Namun, yang lebih sering terjadi pada hubungan antar kedua belah pihak tersebut adalah sang buruh seringkali berada pada posisi yang lebih lemah daripada sang majikan. Buruh dianggap bukanlah mitra yang sejajar bagi majikan. Buruh hanyalah sebuah obyek bagi majikan untuk melaksanakan kepentingan mereka.
Selain itu di tengah-tengah arus globalisasi, modernisasi di segala bidang, hubungan kedua belah pihak antara majikan dan buruh, justru terlihat semakin tidak baik. Modernisasi yang tercipta dari ide-ide manusia untuk mengatur kehidupan agar lebih damai dan lebih mudah justru memiliki dampak yang buruk bagi hubungan buruh dan majikan melalui modal globalnya. Tidak jarang konflik yang terjadi antara buruh dan majikan (aksi demonstrasi menuntut kenaikan gaji, atau menuntut fasilitas-fasilitas bagi para buruh) berakhir dengan kekerasan.
Hal-hal di atas harus segera ditindak lanjuti agar di kemudian hari tidak timbul konflik yang makin parah. Pemahaman-pemahaman tentang bagaimana seharusnya hubungan antara majikan dan buruh di dalam suatu manajemen sangat penting dipelajari baik di kalangan manusia industri.
BAB II
PEMBAHASAN
A. Pengertian Majikan dan Karyawan
Majikan merupakan isitlah lama yang digunakan sebelum dikenal kata pengusaha. Istilah pengusaha kiranya lebih tepat karena lebih menjelaskan kedudukannya dalam hubungan industrial pancasila. Secara definitif pengusaha adalah seseorang yang dengan bebas mempekerjakan orang lain dengan memberi upah untuk bekerja pada perusahaannya.

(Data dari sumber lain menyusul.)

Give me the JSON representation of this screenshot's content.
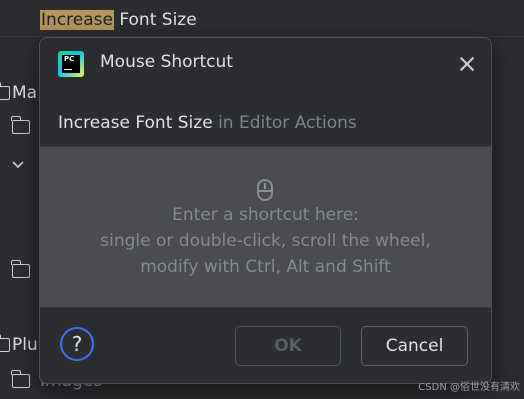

Berbicara mengenai karyawan, secara bahasa hanya dapat diartikan secara sempit yakni orang yang berkarya. Secara terminologi istilah karyawan dapat kita samakan dengan pekerja, yakni setiap orang yang melakukan pekerjaan, baik dalam hubungan pekerjaan maupun di luar hubungan pekerjaan. Berdasarkan Kamus Besar Bahasa Indonesia (KBBI), karyawan adalah orang yang bekerja pada suatu lembaga (kantor, perusahaan, dsb) dengan mendapat gaji/ upah.[1]
Pengusaha dan karyawan adalah dua pihak yang saling membutuhkan dan saling tergantung satu dengan yang lain. Pengusaha membutuhkan karyawan untuk mengerjakan produksi dan menghasilkan barang/produk untuk kepentingan usaha. Sementara karyawan membutuhkan pengusaha untuk mendapatkan upah atas tenaga yang diberikannya kepada kepentingan produksi barang.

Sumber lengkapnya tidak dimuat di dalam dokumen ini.